Major Rate Increases on Small Business Wired Services — Up 133% in New Jersey. FCC USF Tax Up Over 300% Since 2005.
First, regardless of the hype, there’s plenty of small businesses that still rely on basic wired services. And due to the manipulation of the accounting, whatever you heard, quadruple it. We will address this in an upcoming story.
As we wrote previously,FCC Chairman, Brendan Carr has stated that prices have been going down over the last few years. And yet, as we showed, AT&T, Verizon wireless, and AT&T CA residential bills have continuous increases. W e now present here — small business service rate increases
Tom Allibone of LTC Consulting, a telecommunications auditing firm and the director of Audits for the IRREGULATORS, makes it clear that prices are going up based on actual bills with all of the charges a customer pays — and the FCC got it wrong.
“Hogwash. The FCC and other authorities are claiming that the rates have gone down and to illustrate that this is just a made up fiction of bad analysis, here is an example -
“Custopak” — This chart was based on actual bills from Verizon New Jersey customers that had a service called Custopak, which is a basic phone service with added features. As we tracked for the last 2 decades, prices of Custopak went from $26 dollars to $61.60 dollars a month, and there has been a continuous series of increases over the years. There are caveats, but these are actual charges from actual bills. (And we left out some of the taxes, fees and surcharges.)
Allibone continues: “The customers of these services are small businesses that have depended on the networks. And this is a nationwide problem of major rate increases. About 80% of America’s businesses are also working within a range of 1–5 lines of service, including the cell phones, from the plumber to the Pizza place.”
Universal Service Fund Taxes have had continuous increases. — now 36.%
The basic phone service bills also show another disturbing fact: Universal Service Fund tax is now 36.3% — this is more than the mob charges on the ‘vic’ in the movies… and it is applied on interstate classified charges, and it was only 8.7% in 2005.
And all interstate service, including wireless calling, has a USF tax being applied.
NOTE: These findings are from actual bills, and they do NOT include all of the taxes, fees and charges. The USF info was derived from bills as well as examining the OMB’s quarterly info. We note that these info sources do not line up with what is on the bills, another story to be told)
There are a whole collection of issues that we will come back to. But let us be very clear -
Simply put, these 2 examples clearly show that prices are going up, not down.
And the USF Fund is critical but — Does having a 36% tax on consumers and small businesses sound just and reasonable? And including low income or rural families paying an additional tax on an ever increasing bill that the tax is applied to?
The “driving force’ of America’s economy — small businesses, have been plagued by the burden of continuous rate increases.
While we focus on Verizon New Jersey in this story, this is happening nationwide.
- Prices should have been in dropping.
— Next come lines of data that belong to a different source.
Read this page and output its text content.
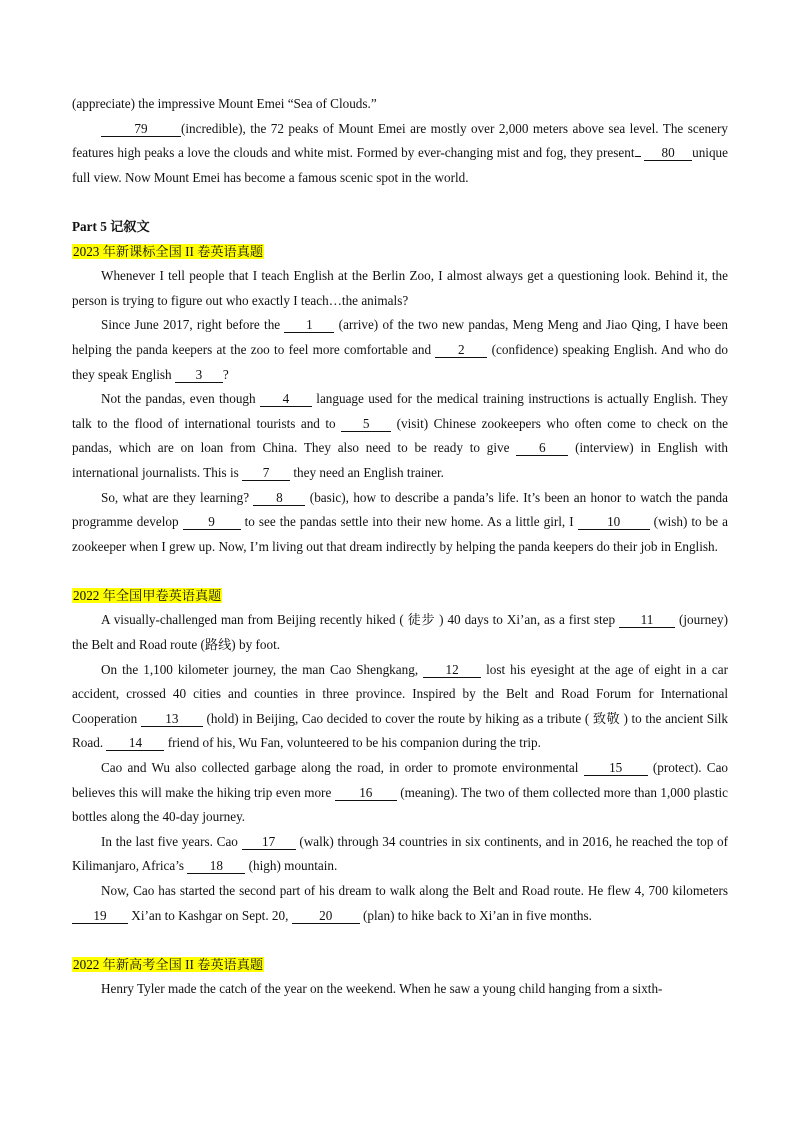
(appreciate) the impressive Mount Emei “Sea of Clouds.”

79	(incredible), the 72 peaks of Mount Emei are mostly over 2,000 meters above sea level. The scenery features high peaks a love the clouds and white mist. Formed by ever-changing mist and fog, they present 80 unique full view. Now Mount Emei has become a famous scenic spot in the world.

Part 5 记叙文

2023 年新课标全国 II 卷英语真题

Whenever I tell people that I teach English at the Berlin Zoo, I almost always get a questioning look. Behind it, the person is trying to figure out who exactly I teach…the animals?

Since June 2017, right before the 1 (arrive) of the two new pandas, Meng Meng and Jiao Qing, I have been helping the panda keepers at the zoo to feel more comfortable and 2 (confidence) speaking English. And who do they speak English 3 ?

Not the pandas, even though 4 language used for the medical training instructions is actually English. They talk to the flood of international tourists and to 5 (visit) Chinese zookeepers who often come to check on the pandas, which are on loan from China. They also need to be ready to give 6 (interview) in English with international journalists. This is 7 they need an English trainer.

So, what are they learning? 8 (basic), how to describe a panda’s life. It’s been an honor to watch the panda programme develop 9 to see the pandas settle into their new home. As a little girl, I	10	(wish) to be a zookeeper when I grew up. Now, I’m living out that dream indirectly by helping the panda keepers do their job in English.

2022 年全国甲卷英语真题

A visually-challenged man from Beijing recently hiked ( 徒步 ) 40 days to Xi’an, as a first step 11 (journey) the Belt and Road route (路线) by foot.

On the 1,100 kilometer journey, the man Cao Shengkang, 12 lost his eyesight at the age of eight in a car accident, crossed 40 cities and counties in three province. Inspired by the Belt and Road Forum for International Cooperation 13 (hold) in Beijing, Cao decided to cover the route by hiking as a tribute ( 致敬 ) to the ancient Silk Road. 14 friend of his, Wu Fan, volunteered to be his companion during the trip.

Cao and Wu also collected garbage along the road, in order to promote environmental 15 (protect). Cao believes this will make the hiking trip even more 16 (meaning). The two of them collected more than 1,000 plastic bottles along the 40-day journey.

In the last five years. Cao 17 (walk) through 34 countries in six continents, and in 2016, he reached the top of Kilimanjaro, Africa’s 18 (high) mountain.

Now, Cao has started the second part of his dream to walk along the Belt and Road route. He flew 4, 700 kilometers 19 Xi’an to Kashgar on Sept. 20, 20 (plan) to hike back to Xi’an in five months.

2022 年新高考全国 II 卷英语真题

Henry Tyler made the catch of the year on the weekend. When he saw a young child hanging from a sixth-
The prices for copper based services should have been in steep decline because the expenses were all reduced. In 2025, there is no serious maintenance, it has been almost completely written off and it still gets utility perks.
- There is no effective competition, regardless of what the FCC or pundits declare — even the Chicago School can’t argue that prices are being driven down through competitive choices.
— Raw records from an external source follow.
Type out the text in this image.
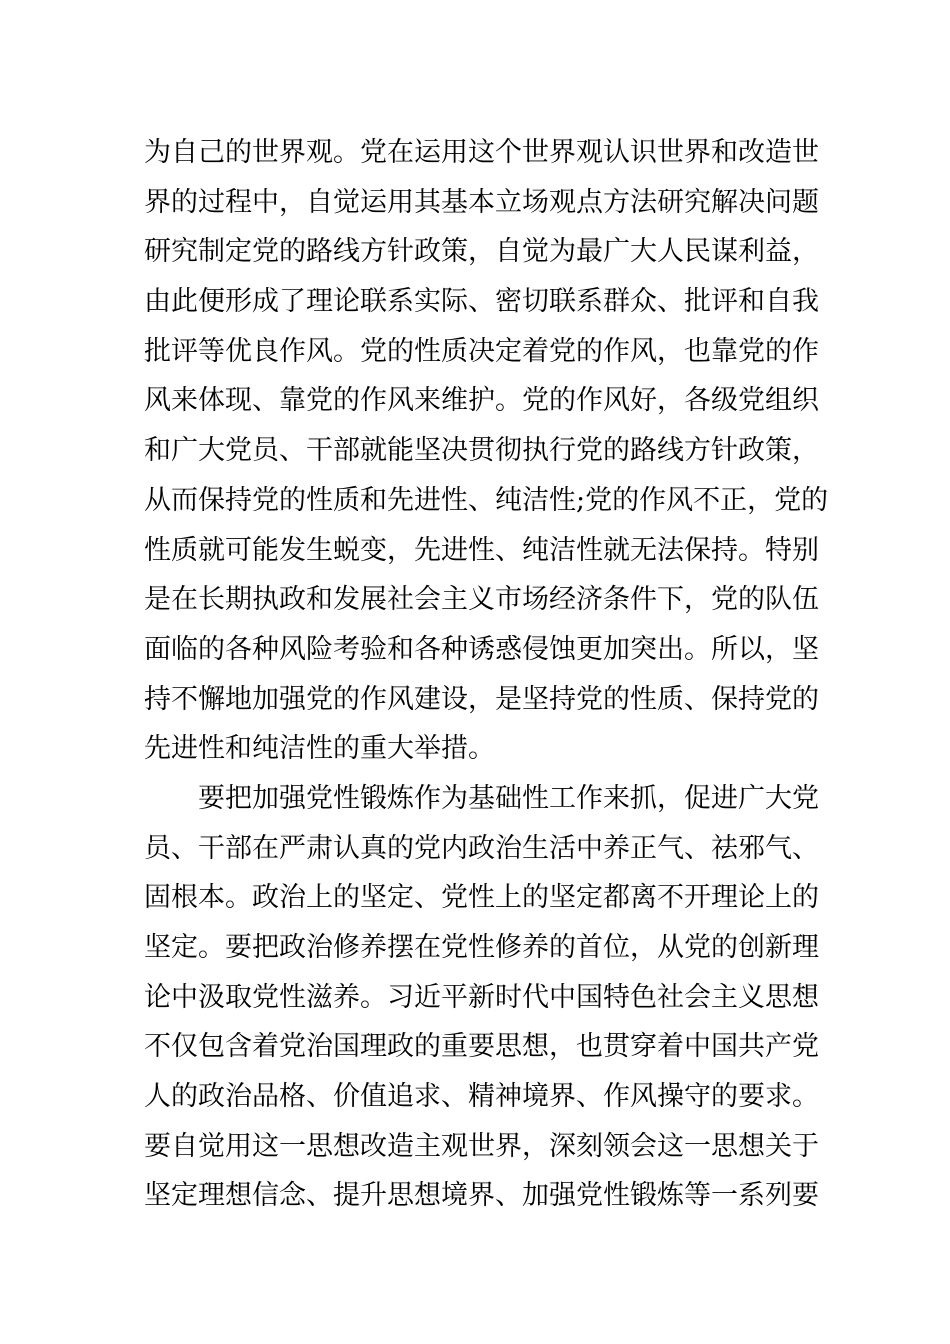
为自己的世界观。党在运用这个世界观认识世界和改造世
界的过程中，自觉运用其基本立场观点方法研究解决问题
研究制定党的路线方针政策，自觉为最广大人民谋利益，
由此便形成了理论联系实际、密切联系群众、批评和自我
批评等优良作风。党的性质决定着党的作风，也靠党的作
风来体现、靠党的作风来维护。党的作风好，各级党组织
和广大党员、干部就能坚决贯彻执行党的路线方针政策，
从而保持党的性质和先进性、纯洁性;党的作风不正，党的
性质就可能发生蜕变，先进性、纯洁性就无法保持。特别
是在长期执政和发展社会主义市场经济条件下，党的队伍
面临的各种风险考验和各种诱惑侵蚀更加突出。所以，坚
持不懈地加强党的作风建设，是坚持党的性质、保持党的
先进性和纯洁性的重大举措。
要把加强党性锻炼作为基础性工作来抓，促进广大党
员、干部在严肃认真的党内政治生活中养正气、祛邪气、
固根本。政治上的坚定、党性上的坚定都离不开理论上的
坚定。要把政治修养摆在党性修养的首位，从党的创新理
论中汲取党性滋养。习近平新时代中国特色社会主义思想
不仅包含着党治国理政的重要思想，也贯穿着中国共产党
人的政治品格、价值追求、精神境界、作风操守的要求。
要自觉用这一思想改造主观世界，深刻领会这一思想关于
坚定理想信念、提升思想境界、加强党性锻炼等一系列要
- 100% fiber to the home by 2010 in New Jersey, But in NJ, by the year 2010, there should no longer have been a copper wired based service as Verizon NJ was supposed to have completed 100% coverage of their state footprint with the original fiber optic plan called “Opportunity New Jersey”
But we leave these items and return to a series of facts — the cost of this small business service has more than doubled while one of the taxes on the basic phone service has a tax that has gone up over 300%
Tom Allibone, IRREGULATOR, sums it up
“Dear FCC: Do the charges taken from bills we just laid out look like prices went down?
It is time for the FCC to examine some of the continuous rate increases that are on actual small business bills.
“Moreover, the FCC’s definition of small business never examined the real small businesses working out the house, like the local florist to the diner down the block.-
NOTE: The prices we just laid out are based on the filed rate tariffs; the taxes, fees and surcharges, and junk fees are not being quoted and are in addition and always taken from the actual phone bills.
“The FCC is relying on…? We don’t know what the FCC is actually relying on because the CPI-BLS does not use surveys of phone bills but rather uses retail sales and then added use of weighted analytics — which can distort reality. And with the actual expenses to offer these services, the CPI is not adjusted for a steep decline in actual expenses
“In sum, the FCC needs to address the facts of our analysis as the FCC has presented a distorted reality that is a serious burden to America’s economic growth and a burden to all small businesses.”
And to cut the FCC off before they speak. — — This is not rate regulation we are discussing. This is purely about the FCC’s claims that prices are going down. We will come back to rate regulation soon enough.